Article

When can intergenerational planning go wrong?

1st February 2024

Passing family wealth from one generation to the next seems so simple. Nothing could be further from the truth.

We know that, on average, the wealth generated by a first-generation entrepreneur has typically dwindled to less than a third of its value by the time it is passed to the third generation down the line. How does this happen?

I am going to discuss the common issues that arise by looking at three different intergenerational planning settings: the rural farming community, owner-managed family businesses and blended families.

By no means are the issues that face families in each of the scenarios different. Quite the contrary: the themes display across all the settings. In sharing them with you, I hope to help you and your family avoid so many of the pitfalls.

In the rural community

Land is now seen as green gold in England and Wales. It is trendy from a lifestyle point of view and therefore attractive beyond the core value of farming. It can be desirable to hold for tax advantages and Agricultural Property Relief from Inheritance tax on death. It is also seen as a safe haven by investors generally. It means that even farmers with relatively modestly sized holdings are now wealthy individuals.

Intergenerational planning rural land-owning families nearly always boils down to a lack of clear communication between the older land-holding generation and the younger generation.

The lack of clear communication about the plan for the future is often for very good reasons.

Parents or grandparents may be waiting to see which offspring show an interest in farming the land and are hedging their bets. This can, perhaps oddly, fuel more competition between those with an interest. If, for example, there are two sons and both want to farm, what to do?

Parents may wonder how to divide wealth between a farming son and a non-farming daughter – and what are the consequences of not treating children fairly? What legacy will that leave and will the family all still get on after the parents’ deaths? Should parents skip a generation and leave assets to the grandchildren? If so, in what proportion?

In these cases, Will disputes often arise between family members based on the law of proprietary estoppel (which transfers land rights if someone is given a clear assurance that they will acquire a right over property, they’ve acted on that assurance and it would be unreasonable to expect them to go back on the assurance).

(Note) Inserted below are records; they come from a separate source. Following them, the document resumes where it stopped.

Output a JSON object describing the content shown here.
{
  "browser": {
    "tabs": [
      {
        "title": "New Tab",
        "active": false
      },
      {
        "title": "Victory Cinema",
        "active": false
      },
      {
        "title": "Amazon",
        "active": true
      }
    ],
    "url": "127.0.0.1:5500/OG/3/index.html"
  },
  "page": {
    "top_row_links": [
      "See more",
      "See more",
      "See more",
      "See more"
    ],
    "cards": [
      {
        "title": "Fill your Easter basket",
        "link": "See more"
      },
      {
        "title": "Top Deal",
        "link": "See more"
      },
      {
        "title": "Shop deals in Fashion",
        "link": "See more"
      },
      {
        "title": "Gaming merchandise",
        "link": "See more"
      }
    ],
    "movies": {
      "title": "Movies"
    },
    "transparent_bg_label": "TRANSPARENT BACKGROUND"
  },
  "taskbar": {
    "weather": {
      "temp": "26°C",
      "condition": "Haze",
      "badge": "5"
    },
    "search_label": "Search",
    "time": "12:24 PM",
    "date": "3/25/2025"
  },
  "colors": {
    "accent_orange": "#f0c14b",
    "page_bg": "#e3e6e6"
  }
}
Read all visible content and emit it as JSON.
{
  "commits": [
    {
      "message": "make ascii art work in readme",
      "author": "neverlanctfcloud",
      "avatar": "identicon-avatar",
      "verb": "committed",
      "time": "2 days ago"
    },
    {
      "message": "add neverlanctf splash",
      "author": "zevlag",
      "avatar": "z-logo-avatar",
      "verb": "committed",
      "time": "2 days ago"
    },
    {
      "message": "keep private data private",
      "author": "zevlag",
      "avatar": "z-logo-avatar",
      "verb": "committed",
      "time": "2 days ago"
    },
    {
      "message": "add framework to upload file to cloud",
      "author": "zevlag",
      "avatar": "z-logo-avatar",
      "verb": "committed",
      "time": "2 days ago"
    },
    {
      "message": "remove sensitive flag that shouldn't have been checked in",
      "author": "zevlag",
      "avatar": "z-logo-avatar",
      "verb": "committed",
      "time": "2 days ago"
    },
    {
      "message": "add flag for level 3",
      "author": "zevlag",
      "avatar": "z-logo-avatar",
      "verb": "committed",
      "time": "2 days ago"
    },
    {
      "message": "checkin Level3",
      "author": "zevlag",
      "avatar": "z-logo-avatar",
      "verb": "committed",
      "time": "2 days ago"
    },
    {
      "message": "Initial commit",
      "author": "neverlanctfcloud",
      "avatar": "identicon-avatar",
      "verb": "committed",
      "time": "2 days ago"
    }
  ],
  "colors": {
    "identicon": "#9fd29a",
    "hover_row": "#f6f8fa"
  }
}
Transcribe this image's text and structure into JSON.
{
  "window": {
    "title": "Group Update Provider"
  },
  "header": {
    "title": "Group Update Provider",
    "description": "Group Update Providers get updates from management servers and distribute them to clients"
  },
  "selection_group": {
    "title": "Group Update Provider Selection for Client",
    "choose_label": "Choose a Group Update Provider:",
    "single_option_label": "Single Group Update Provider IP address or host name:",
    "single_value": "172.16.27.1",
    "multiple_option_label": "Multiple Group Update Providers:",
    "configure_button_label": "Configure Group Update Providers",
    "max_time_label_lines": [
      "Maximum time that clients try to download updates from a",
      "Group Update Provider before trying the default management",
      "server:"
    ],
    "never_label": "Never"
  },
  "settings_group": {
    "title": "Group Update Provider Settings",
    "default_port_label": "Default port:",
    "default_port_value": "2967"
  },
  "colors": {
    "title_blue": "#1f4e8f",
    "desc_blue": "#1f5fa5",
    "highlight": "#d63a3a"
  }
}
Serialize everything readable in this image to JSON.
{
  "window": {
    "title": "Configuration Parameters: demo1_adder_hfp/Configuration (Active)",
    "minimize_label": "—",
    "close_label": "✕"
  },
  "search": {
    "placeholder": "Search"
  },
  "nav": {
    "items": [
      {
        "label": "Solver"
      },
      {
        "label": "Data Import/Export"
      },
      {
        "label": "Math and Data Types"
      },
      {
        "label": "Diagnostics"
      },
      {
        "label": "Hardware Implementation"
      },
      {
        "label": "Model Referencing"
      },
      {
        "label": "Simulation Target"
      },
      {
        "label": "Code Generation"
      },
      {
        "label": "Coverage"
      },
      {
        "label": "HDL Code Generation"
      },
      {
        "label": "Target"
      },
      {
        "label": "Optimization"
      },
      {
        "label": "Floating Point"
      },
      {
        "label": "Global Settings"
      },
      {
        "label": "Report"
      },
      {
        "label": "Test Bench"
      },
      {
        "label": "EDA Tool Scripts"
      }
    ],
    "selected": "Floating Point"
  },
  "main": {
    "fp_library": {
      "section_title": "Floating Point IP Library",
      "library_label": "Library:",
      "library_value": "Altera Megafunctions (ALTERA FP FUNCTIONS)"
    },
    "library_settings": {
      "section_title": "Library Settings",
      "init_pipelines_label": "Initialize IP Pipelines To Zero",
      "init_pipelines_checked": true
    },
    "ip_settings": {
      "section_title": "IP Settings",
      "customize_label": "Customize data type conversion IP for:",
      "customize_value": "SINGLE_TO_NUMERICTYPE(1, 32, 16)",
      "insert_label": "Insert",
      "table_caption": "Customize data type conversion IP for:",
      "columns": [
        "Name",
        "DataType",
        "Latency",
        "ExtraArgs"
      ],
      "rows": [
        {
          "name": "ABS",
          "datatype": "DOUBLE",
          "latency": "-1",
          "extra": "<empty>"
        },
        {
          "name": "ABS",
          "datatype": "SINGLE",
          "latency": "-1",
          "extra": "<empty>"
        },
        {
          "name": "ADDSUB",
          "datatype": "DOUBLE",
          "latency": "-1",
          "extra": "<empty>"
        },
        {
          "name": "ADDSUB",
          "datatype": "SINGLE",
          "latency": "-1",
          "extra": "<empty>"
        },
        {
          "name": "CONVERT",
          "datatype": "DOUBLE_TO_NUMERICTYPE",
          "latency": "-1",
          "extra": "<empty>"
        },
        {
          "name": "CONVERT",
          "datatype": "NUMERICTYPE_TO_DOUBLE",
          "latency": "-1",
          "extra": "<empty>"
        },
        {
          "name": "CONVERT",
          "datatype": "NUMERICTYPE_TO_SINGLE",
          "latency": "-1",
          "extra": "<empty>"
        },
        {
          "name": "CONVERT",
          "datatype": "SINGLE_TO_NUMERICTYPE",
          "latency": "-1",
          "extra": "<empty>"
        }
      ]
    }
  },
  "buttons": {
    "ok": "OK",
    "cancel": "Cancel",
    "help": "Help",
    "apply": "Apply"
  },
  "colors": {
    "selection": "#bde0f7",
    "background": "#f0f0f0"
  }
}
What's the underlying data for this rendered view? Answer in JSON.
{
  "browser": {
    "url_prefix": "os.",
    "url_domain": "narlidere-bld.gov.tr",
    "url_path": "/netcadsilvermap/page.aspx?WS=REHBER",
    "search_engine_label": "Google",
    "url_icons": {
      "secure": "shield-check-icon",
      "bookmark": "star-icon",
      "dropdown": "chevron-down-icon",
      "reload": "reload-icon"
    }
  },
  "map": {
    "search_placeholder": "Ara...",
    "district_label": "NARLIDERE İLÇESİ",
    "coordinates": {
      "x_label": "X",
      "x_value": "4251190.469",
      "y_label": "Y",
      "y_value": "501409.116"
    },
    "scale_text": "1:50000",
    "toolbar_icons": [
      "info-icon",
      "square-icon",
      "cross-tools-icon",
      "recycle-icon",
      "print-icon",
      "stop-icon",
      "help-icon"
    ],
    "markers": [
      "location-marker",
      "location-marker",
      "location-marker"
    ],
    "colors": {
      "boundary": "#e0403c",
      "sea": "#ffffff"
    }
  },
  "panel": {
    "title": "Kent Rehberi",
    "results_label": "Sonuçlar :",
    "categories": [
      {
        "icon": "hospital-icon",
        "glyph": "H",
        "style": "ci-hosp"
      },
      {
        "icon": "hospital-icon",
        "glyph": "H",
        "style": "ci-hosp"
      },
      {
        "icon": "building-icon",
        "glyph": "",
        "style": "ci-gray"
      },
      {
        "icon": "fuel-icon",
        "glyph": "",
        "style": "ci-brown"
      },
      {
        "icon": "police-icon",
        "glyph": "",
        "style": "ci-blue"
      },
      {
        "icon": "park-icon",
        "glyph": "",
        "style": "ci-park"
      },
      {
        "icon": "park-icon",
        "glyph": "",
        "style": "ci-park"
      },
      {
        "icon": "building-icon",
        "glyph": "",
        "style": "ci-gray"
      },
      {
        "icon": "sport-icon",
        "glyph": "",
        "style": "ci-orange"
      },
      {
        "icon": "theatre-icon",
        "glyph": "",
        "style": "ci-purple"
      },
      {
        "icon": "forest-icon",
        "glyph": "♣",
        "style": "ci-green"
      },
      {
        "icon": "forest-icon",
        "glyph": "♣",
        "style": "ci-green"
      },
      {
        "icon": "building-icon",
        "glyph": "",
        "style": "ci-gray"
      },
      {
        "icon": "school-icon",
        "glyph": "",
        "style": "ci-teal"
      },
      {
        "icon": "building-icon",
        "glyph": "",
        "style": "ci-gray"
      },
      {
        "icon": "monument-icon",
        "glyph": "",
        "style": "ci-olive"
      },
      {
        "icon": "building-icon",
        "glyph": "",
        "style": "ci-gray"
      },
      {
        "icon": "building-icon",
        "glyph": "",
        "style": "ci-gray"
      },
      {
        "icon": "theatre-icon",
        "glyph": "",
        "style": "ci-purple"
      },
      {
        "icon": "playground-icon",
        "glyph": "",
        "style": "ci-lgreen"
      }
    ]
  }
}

The difficulty is that parties become extremely entrenched, and the party who is farming the land doesn’t want the farm sold. Often, there is very little documentation left by the parents about what the plan was intended to be or why. The living parties are left to fight it out with lawyers. The end result can be a family torn apart, and relationships between the younger generations damaged or destroyed.

In owner-managed businesses

Many of the issues typically faced by family-owned businesses are similar to the issues found in farming families. There can often, thankfully, be more documentation and good structures in place, together with clear shareholding and accounting. Even so, even extremely successful and profitable family businesses can still face challenges.

How does the board or the controlling shareholder deal with those who have married into the family? Does the matriarch or patriarch have too much authority and will there be a power vacuum when they die? Do the leaders have Lasting Powers of Attorneys in place to allow other members of the family to function in the event of an accident or failing health? Can the board successfully transfer assets, typically the shareholding, in the company in accordance with the wishes of the deceased set out in a Will?

In these cases, poor planning can lead to Will disputes that disrupt operations and threaten the survival of the company. These situations can be avoided with clear business strategy planning and communication at regular intervals. Regular stress-testing is valuable and there should be plans in place in case of the unexpected death of key individuals.

In blended families

More and more families can accurately be described as a “blended”, by which we mean a family formed by two people who have a child or children from previous relationships.

The case I see most often in this context is where one party does not plan for or communicate how the family’s wealth will be divided between the second spouse or partner and the children from the first relationship. This can be the case even where the second relationship has lasted 20 years or more.

The dynamic between second spouses or partners and the children of the deceased from the first relationship can be very emotionally fuelled. A lack of clarity can therefore lead to considerable anguish and conflict. To avoid this, do not leave surprises, communicate your intentions and stick to them in your lifetime.

Prevention is better than cure

As professionals, we know that very few families think they will run into problems in intergenerational planning. Sadly, we see the same issues come up time and again.

The key to leaving a harmonious legacy and ensuring family wealth remains in the hands of those who you intend is clear communication and forward planning. You can also consider gifting wealth or property in your lifetime so you can be part of the solution and oversee the transition of wealth. This approach can often be a joy, and helps avoid tricky situations after you are gone.

Whichever approach you choose, it can help to ensure you successfully pass wealth, property and opportunity down to future generations.